One of the projects we’re working on at the moment relies heavily on the use of file attachments. Not a problem, LDC Via does that! But we also needed to be able to render some preview text from the contents of the files, so if a PDF, Word document, Excel sheet, or even an image has some text in it, we wanted to be able to show a brief summary of the contents to the user.
Enter the Textract plugin. This is a Python utility which can dig into the contents of files and extract them. It’s also really simple to use in your local environment: you just need to make sure Python’s installed and npm install
does the rest for you.
But then we get to the real world. A dev machine is one thing, but when your app needs to be deployed to Heroku things get a little more complex. Typically, your app will be of one type: node.js, Python, Ruby or whatever. But we now need to have an app that contains two different code-bases. Luckily it’s a relatively simple procedure to set it up.
First, you’ll want to configure your project. In our case today, we’re dealing with a node.js app, so we already have our package.json
file which defines all our dependencies. However, because we also want to add some Python dependencies, we need to add a new file to the project, which is called requirements.txt
:
# This file contains all Python dependencies that are required
# by the Textract package in order for it to properly work.
argcomplete==1.8.2
chardet==2.3.0
python-pptx==0.6.5
#pdfminer.six <-- go back to this after the shebang fix is released (see https://github.com/goulu/pdfminer/issues/27)
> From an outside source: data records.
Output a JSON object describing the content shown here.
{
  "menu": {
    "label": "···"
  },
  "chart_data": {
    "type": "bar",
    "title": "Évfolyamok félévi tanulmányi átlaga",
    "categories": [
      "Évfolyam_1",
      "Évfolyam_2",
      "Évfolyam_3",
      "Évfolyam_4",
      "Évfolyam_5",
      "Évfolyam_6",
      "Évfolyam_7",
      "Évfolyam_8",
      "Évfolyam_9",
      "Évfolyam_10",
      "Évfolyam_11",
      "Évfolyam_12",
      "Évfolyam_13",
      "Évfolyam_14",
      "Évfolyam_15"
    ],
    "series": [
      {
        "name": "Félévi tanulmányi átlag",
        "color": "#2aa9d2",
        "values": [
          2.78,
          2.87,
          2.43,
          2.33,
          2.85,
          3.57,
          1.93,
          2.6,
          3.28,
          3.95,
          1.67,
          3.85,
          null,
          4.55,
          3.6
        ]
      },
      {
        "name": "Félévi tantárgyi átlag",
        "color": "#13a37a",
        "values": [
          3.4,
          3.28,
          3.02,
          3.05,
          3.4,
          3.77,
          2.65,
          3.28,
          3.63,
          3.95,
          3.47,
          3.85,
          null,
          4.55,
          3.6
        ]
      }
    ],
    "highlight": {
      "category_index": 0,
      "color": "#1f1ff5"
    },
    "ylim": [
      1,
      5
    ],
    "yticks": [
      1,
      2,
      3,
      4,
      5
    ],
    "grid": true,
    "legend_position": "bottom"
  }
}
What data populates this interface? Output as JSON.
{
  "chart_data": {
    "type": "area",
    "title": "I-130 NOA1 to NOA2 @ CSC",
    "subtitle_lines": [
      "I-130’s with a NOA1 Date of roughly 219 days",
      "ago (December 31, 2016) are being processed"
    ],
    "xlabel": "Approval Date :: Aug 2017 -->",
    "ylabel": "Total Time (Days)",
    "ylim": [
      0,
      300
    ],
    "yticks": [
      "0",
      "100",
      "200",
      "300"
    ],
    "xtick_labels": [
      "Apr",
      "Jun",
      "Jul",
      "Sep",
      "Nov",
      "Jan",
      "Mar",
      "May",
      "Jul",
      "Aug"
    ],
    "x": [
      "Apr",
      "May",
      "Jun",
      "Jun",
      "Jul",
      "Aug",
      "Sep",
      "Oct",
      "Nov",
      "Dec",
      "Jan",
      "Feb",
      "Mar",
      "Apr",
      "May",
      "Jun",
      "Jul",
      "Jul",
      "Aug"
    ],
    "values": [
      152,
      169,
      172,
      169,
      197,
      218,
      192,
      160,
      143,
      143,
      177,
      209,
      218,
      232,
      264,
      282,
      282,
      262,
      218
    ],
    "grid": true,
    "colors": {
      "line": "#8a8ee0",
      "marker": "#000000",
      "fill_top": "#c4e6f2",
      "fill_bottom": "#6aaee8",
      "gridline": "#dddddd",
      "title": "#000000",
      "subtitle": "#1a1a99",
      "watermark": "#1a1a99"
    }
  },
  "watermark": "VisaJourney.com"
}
https://github.com/goulu/pdfminer/zipball/e6ad15af79a26c31f4e384d8427b375c93b03533#egg=pdfminer.six
docx2txt==0.6
beautifulsoup4==4.5.3
xlrd==1.0.0
EbookLib==0.15
SpeechRecognition==3.6.3
https://github.com/mattgwwalker/msg-extractor/zipball/master
six==1.10.0
Next, we need to add another file called Procfile
. This is basically an instruction file for Heroku that tells it what to do when it’s starting your application. Normally, when you only have a single code-base you don’t need the file as Heroku can make some assumptions, but with two different strands of code we need to give some guidance. So, in our case the file will simply look like this:
web: npm start
Once you’ve committed these files to your code repository… nothing will happen. We’ve made all the code changes we need to, but now we need to go to Heroku. You can obviously do all this with the CLI, but for pretty picture’s sake, you’ll want to go to your application settings page and scroll down to the Buildpacks
section:
Click the Add Buildpack
button and for this case, choose “Python” from the list of options.
Once that’s added, we can simply re-deploy the application in the normal way and Textract will magically work!